Regulation of Data Breaches
The prevention and mitigation of catastrophic personal data leaks like mass data breaches is one of the core raisons d’etre of the EU General Data Protection Regulation (”GDPR”) and the EU privacy framework in general. The GDPR has a myriad of overlapping provisions intended to prevent these situations and mitigate the damage when they occur. For example:
- IT systems must be built from the ground up to ensure the protection of personal data (data protection by design and by default, Article 25)
- A level of data security appropriate for the risks involved should be implemented, including e.g. pseudonymization and encryption of data, and regular audits (Article 32)
- Data breaches must be notified without delay and at the latest within 72 hours to the data protection supervisory authority, and without delay to data subjects (Article 33-34)
- If the data in question is particularly sensitive personal data, additional technical and legal safeguards should be employed based on a risk assessment (e.g. Articles 9 and 35)
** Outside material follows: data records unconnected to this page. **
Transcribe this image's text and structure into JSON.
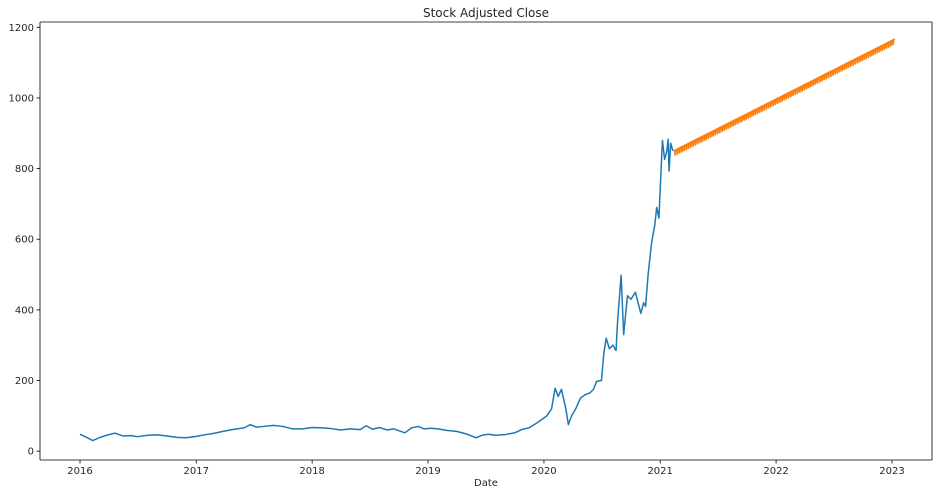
{
  "chart_data": {
    "type": "line",
    "title": "Stock Adjusted Close",
    "xlabel": "Date",
    "ylabel": "",
    "x_axis": "date",
    "xlim": [
      "2015-08-28",
      "2023-05-07"
    ],
    "ylim": [
      -25,
      1215
    ],
    "grid": false,
    "legend": "none",
    "x_ticks": [
      "2016",
      "2017",
      "2018",
      "2019",
      "2020",
      "2021",
      "2022",
      "2023"
    ],
    "y_ticks": [
      0,
      200,
      400,
      600,
      800,
      1000,
      1200
    ],
    "series": [
      {
        "color": "#1f77b4",
        "points": [
          [
            "2016-01-01",
            48
          ],
          [
            "2016-01-20",
            40
          ],
          [
            "2016-02-10",
            30
          ],
          [
            "2016-03-01",
            38
          ],
          [
            "2016-03-25",
            45
          ],
          [
            "2016-04-20",
            51
          ],
          [
            "2016-05-15",
            43
          ],
          [
            "2016-06-10",
            44
          ],
          [
            "2016-07-01",
            41
          ],
          [
            "2016-08-01",
            45
          ],
          [
            "2016-09-01",
            46
          ],
          [
            "2016-10-01",
            43
          ],
          [
            "2016-11-01",
            39
          ],
          [
            "2016-12-01",
            38
          ],
          [
            "2017-01-01",
            42
          ],
          [
            "2017-02-01",
            47
          ],
          [
            "2017-03-01",
            51
          ],
          [
            "2017-04-01",
            57
          ],
          [
            "2017-05-01",
            62
          ],
          [
            "2017-06-01",
            66
          ],
          [
            "2017-06-20",
            75
          ],
          [
            "2017-07-10",
            68
          ],
          [
            "2017-08-01",
            70
          ],
          [
            "2017-09-01",
            73
          ],
          [
            "2017-10-01",
            70
          ],
          [
            "2017-11-01",
            63
          ],
          [
            "2017-12-01",
            63
          ],
          [
            "2018-01-01",
            67
          ],
          [
            "2018-02-01",
            66
          ],
          [
            "2018-03-01",
            64
          ],
          [
            "2018-04-01",
            60
          ],
          [
            "2018-05-01",
            63
          ],
          [
            "2018-06-01",
            61
          ],
          [
            "2018-06-20",
            72
          ],
          [
            "2018-07-10",
            62
          ],
          [
            "2018-08-01",
            67
          ],
          [
            "2018-08-25",
            60
          ],
          [
            "2018-09-15",
            63
          ],
          [
            "2018-10-01",
            58
          ],
          [
            "2018-10-20",
            52
          ],
          [
            "2018-11-10",
            66
          ],
          [
            "2018-12-01",
            70
          ],
          [
            "2018-12-20",
            63
          ],
          [
            "2019-01-10",
            65
          ],
          [
            "2019-02-01",
            63
          ],
          [
            "2019-03-01",
            59
          ],
          [
            "2019-04-01",
            56
          ],
          [
            "2019-05-01",
            49
          ],
          [
            "2019-06-01",
            38
          ],
          [
            "2019-06-20",
            45
          ],
          [
            "2019-07-10",
            48
          ],
          [
            "2019-08-01",
            45
          ],
          [
            "2019-09-01",
            47
          ],
          [
            "2019-10-01",
            52
          ],
          [
            "2019-10-25",
            62
          ],
          [
            "2019-11-15",
            66
          ],
          [
            "2019-12-10",
            80
          ],
          [
            "2020-01-10",
            100
          ],
          [
            "2020-01-25",
            120
          ],
          [
            "2020-02-05",
            178
          ],
          [
            "2020-02-15",
            155
          ],
          [
            "2020-02-25",
            175
          ],
          [
            "2020-03-10",
            120
          ],
          [
            "2020-03-18",
            75
          ],
          [
            "2020-03-28",
            100
          ],
          [
            "2020-04-10",
            120
          ],
          [
            "2020-04-25",
            150
          ],
          [
            "2020-05-10",
            160
          ],
          [
            "2020-05-25",
            165
          ],
          [
            "2020-06-05",
            175
          ],
          [
            "2020-06-15",
            198
          ],
          [
            "2020-06-30",
            200
          ],
          [
            "2020-07-08",
            280
          ],
          [
            "2020-07-15",
            320
          ],
          [
            "2020-07-25",
            290
          ],
          [
            "2020-08-05",
            300
          ],
          [
            "2020-08-15",
            285
          ],
          [
            "2020-08-20",
            370
          ],
          [
            "2020-08-31",
            498
          ],
          [
            "2020-09-08",
            330
          ],
          [
            "2020-09-20",
            440
          ],
          [
            "2020-10-01",
            430
          ],
          [
            "2020-10-15",
            450
          ],
          [
            "2020-11-01",
            390
          ],
          [
            "2020-11-10",
            420
          ],
          [
            "2020-11-16",
            410
          ],
          [
            "2020-11-24",
            500
          ],
          [
            "2020-12-05",
            590
          ],
          [
            "2020-12-15",
            640
          ],
          [
            "2020-12-21",
            690
          ],
          [
            "2020-12-28",
            660
          ],
          [
            "2021-01-08",
            880
          ],
          [
            "2021-01-15",
            826
          ],
          [
            "2021-01-22",
            850
          ],
          [
            "2021-01-26",
            883
          ],
          [
            "2021-01-29",
            793
          ],
          [
            "2021-02-03",
            872
          ],
          [
            "2021-02-10",
            850
          ]
        ]
      },
      {
        "color": "#ff7f0e",
        "x": [
          "2021-02-12",
          "2023-01-10"
        ],
        "y": [
          843,
          1160
        ],
        "weekly_oscillation": 14
      }
    ]
  }
}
- The data controller (i.e. the party responsible for the personal data) needs to be able to actively demonstrate compliance with the GDPR (Article 24)
A common denominator of the above provisions, and the GDPR in general, is the question of risk assessment. The more sensitive the personal data, the more rigorous and forward-thinking the data controller needs to be in order to ensure the privacy and data security of the personal data in question. This includes not just building a secure system at points of entry, but also adding additional safeguards to ensure that any damage is as small as possible if a data breach does occur. Regular audits not only improve the level of data security, they also give the data controller the tools to demonstrate to data protection authorities, individual data subjects, and business partners that the company has implemented the necessary safeguards.
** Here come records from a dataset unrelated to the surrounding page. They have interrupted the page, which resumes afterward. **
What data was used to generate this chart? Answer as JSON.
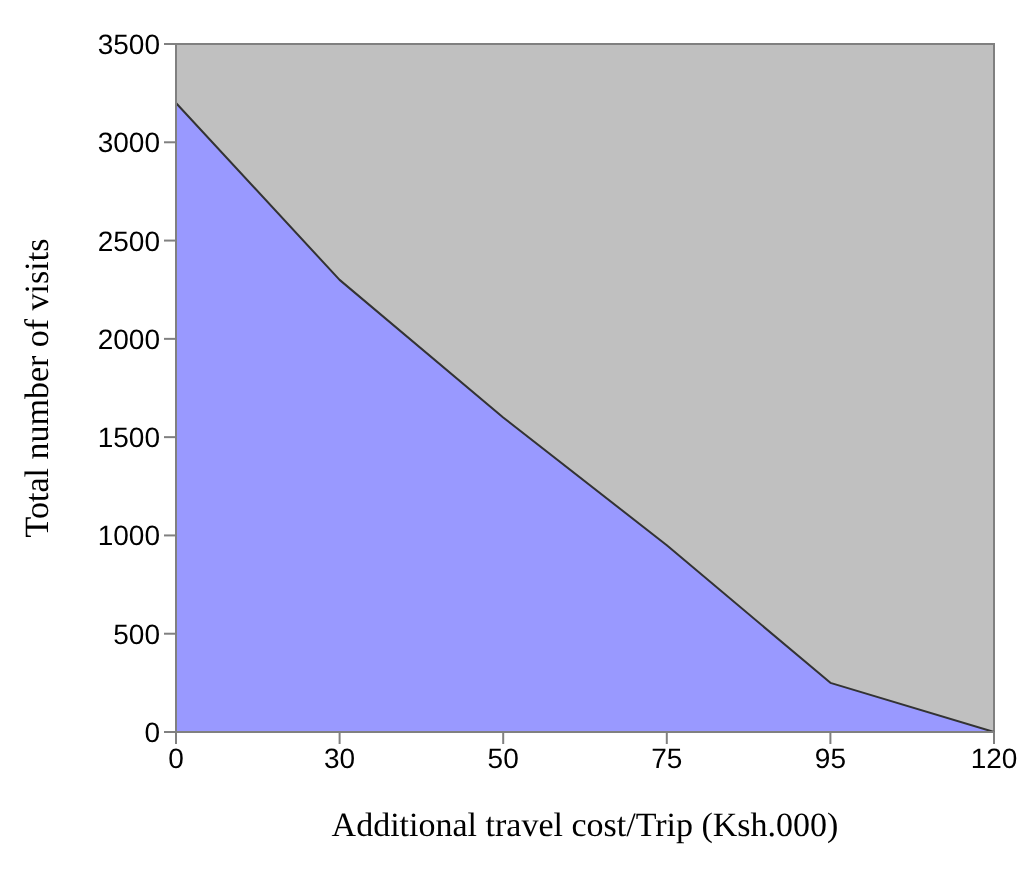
{
  "chart_data": {
    "type": "area",
    "xlabel": "Additional travel cost/Trip (Ksh.000)",
    "ylabel": "Total number of visits",
    "categories": [
      "0",
      "30",
      "50",
      "75",
      "95",
      "120"
    ],
    "series": [
      {
        "color": "#9999ff",
        "values": [
          3200,
          2300,
          1600,
          950,
          250,
          0
        ]
      }
    ],
    "ylim": [
      0,
      3500
    ],
    "yticks": [
      0,
      500,
      1000,
      1500,
      2000,
      2500,
      3000,
      3500
    ],
    "legend": false
  }
}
Lessons Learned and Conclusion
The particulars of the Vastaamo matter are still unclear, but already it appears that the systems and practices of the company were insufficient for the processing of extremely sensitive patient data. This is a moment of selfreflection, where other companies working with special categories of data, such as health, genetic, ethnic or biometric data, need to examine their processes and, if necessary, carry out audits with reputable third parties to ensure that they have appropriate levels of protection in terms of data security when considering the volume and quality of personal data that they process. When necessary they should augment their data-processing practices. Furthermore, data controllers should have a plan for (1) promptly detecting and (2) promptly responding to data breaches, so that when they occur the damage can be mitigated as far as possible.
There is also a question of authority regarding enforcement of the rules. At least in Finland, it is quite likely that the Data Protection Supervisory Authority will be proactively looking into the practices of other companies, and if necessary, exercising its powers under the GDPR to force companies to improve their processes. This means that companies dealing with sensitive data need to be able to demonstrate compliance on demand.
Finally, there is the issue associated with the Intera / Vastaamo acquisition, which took place after the data breach occurred but before the breach became public. That the data breach was not detected in the due diligence process associated with the acquisition highlights the importance of assessing personal data and data security risks of companies which manage particularly sensitive personal data.